С этими словами он наклонился и набрал пригоршню земли – он первым должен был бросить ее на мамин гроб. Я знал, что мама лежит там в черном платье – одном из тех двух, что она когда-то скопировала с красного, которого терпеть не могла. Белое, сказал Дэн, смотрелось на ней не так хорошо; я подозреваю, смерть испортила ее загар. Мне уже сказали, что висок в месте удара вздулся и почернел, и потому лучше хоронить ее в закрытом гробу. Да мы, Уилрайты, в любом случае не очень бы настаивали, чтобы гроб открыли; янки больше доверяют закрытым дверям.

Один за другим присутствующие на похоронах родственники бросали на мамин гроб землю; после этого было неудобно снова закрывать уши руками – однако Хестер не успела об этом подумать и опять прижала ладони к голове. По щеке у нее тут же размазалась грязь. Оуэн не стал бросать на гроб землю; еще я заметил, что он так и не оторвал ладони от ушей и не открыл глаза, так что отцу пришлось увести его с кладбища, точно слепого. Я услышал, как он дважды повторил: «ПРОСТИТЕ».

Я еще несколько раз слышал звон биты, ударяющей по мячу, пока Дэн Нидэм не увез меня в дом 80 на Центральной улице. У бабушки собрались лишь близкие родственники. Тетя Марта проводила меня наверх, в мою бывшую комнату, и мы вместе сели на кровать. Она сказала мне, что я могу переехать к ним «в северный край», где мы будем жить все вместе – с ней, дядей Альфредом, Ноем, Саймоном и Хестер, и что меня всегда примут там как родного. Она обняла и поцеловала меня и просила не забывать, что это предложение навсегда останется в силе.

Затем ко мне в комнату пришла бабушка. Она выпроводила тетю Марту и села рядом со мной. Бабушка сказала, что если я согласен жить у старухи, то, конечно же, всегда могу снова переехать в свою бывшую комнату, что эта комната навсегда останется моей и что никто и никогда не посмеет у меня ее отобрать. Бабушка тоже обняла и поцеловала меня и сказала, что мы оба должны изо всех сил постараться окружить Дэна любовью и заботой.

Следующим пришел Дэн и тоже сел ко мне на кровать.

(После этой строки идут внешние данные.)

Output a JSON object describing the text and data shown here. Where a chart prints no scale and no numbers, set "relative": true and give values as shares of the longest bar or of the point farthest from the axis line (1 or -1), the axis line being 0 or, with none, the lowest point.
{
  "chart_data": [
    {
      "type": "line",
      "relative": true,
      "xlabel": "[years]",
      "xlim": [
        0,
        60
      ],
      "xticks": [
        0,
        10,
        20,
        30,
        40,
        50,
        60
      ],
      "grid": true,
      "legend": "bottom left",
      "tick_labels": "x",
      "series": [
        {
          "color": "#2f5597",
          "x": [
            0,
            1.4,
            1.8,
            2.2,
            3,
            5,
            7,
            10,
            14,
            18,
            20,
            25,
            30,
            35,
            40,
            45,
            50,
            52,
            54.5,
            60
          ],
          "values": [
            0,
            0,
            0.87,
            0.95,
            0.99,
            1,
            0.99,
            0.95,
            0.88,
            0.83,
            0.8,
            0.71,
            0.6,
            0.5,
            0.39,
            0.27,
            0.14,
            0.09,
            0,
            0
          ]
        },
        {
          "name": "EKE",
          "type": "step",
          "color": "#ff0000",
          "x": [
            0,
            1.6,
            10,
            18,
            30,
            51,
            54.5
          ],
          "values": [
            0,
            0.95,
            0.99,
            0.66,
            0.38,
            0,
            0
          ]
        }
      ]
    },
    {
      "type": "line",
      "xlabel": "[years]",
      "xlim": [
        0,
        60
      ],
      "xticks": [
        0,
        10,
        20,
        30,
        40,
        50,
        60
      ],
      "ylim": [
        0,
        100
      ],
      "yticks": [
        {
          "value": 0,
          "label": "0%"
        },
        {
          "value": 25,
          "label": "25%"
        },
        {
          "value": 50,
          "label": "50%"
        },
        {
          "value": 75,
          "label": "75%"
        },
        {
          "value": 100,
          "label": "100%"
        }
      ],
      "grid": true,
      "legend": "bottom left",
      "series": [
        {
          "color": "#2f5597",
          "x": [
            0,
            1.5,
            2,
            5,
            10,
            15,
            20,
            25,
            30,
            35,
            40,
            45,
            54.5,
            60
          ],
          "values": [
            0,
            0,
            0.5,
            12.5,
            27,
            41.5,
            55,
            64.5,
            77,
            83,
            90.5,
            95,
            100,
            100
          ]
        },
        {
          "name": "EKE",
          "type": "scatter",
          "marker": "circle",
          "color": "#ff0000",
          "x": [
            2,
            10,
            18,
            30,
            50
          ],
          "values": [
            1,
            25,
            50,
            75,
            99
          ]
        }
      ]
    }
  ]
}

Он напомнил, что усыновил меня по всем правилам и что, хотя для всех в Грейвсенде я по-прежнему Джонни Уилрайт, в школе я могу с равным правом зваться Джонни Нидэмом: это означает, что, когда придет время, я могу, как того хотела моя мама, поступить в Грейвсендскую академию – на правах ребенка преподавателя, как если бы я был родным сыном Дэна. Еще Дэн сказал, что в любом случае считает меня своим сыном и что до тех пор, пока я не закончу Академию, он не станет менять работу. Он не обидится, если я решу, что в доме 80 на Центральной мне удобнее, чем в общежитской квартире, но все же ему будет приятно, если я останусь жить вместе с ним, хотя там, конечно, не так просторно и весело. А может быть, мне понравится иногда ночевать там, а иногда на Центральной улице – смотря по настроению.

Я ответил, что, по-моему, это было бы здорово, и попросил его объяснить тете Марте – так, чтобы она не обиделась, – что я привык к Грейвсенду и не хочу переезжать «на север». Честно говоря, при одной мысли о том, чтобы поселиться вместе со своими двоюродными братьями и сестрой, мне становилось плохо; к тому же я был убежден, что у Истмэнов меня станут одолевать грешные помыслы насчет противоестественного сближения с Хестер (этого я передавать тете Марте не просил).

Когда неожиданно умирает любимый человек, ты теряешь его не сразу. Это происходит постепенно, шаг за шагом, на протяжении долгого времени, – так перестают приходить письма, – вот улетучился знакомый запах из подушек, а потом из одежного шкафа и ящиков. Постепенно ты накапливаешь в сознании какие-то исчезающие частички этого человека; а потом наступает день, когда замечаешь: исчезло что-то особое, и охватывает щемящее чувство, что этого человека больше нет и никогда не будет; а потом приходит еще день, и оказывается, что исчезло что-то еще…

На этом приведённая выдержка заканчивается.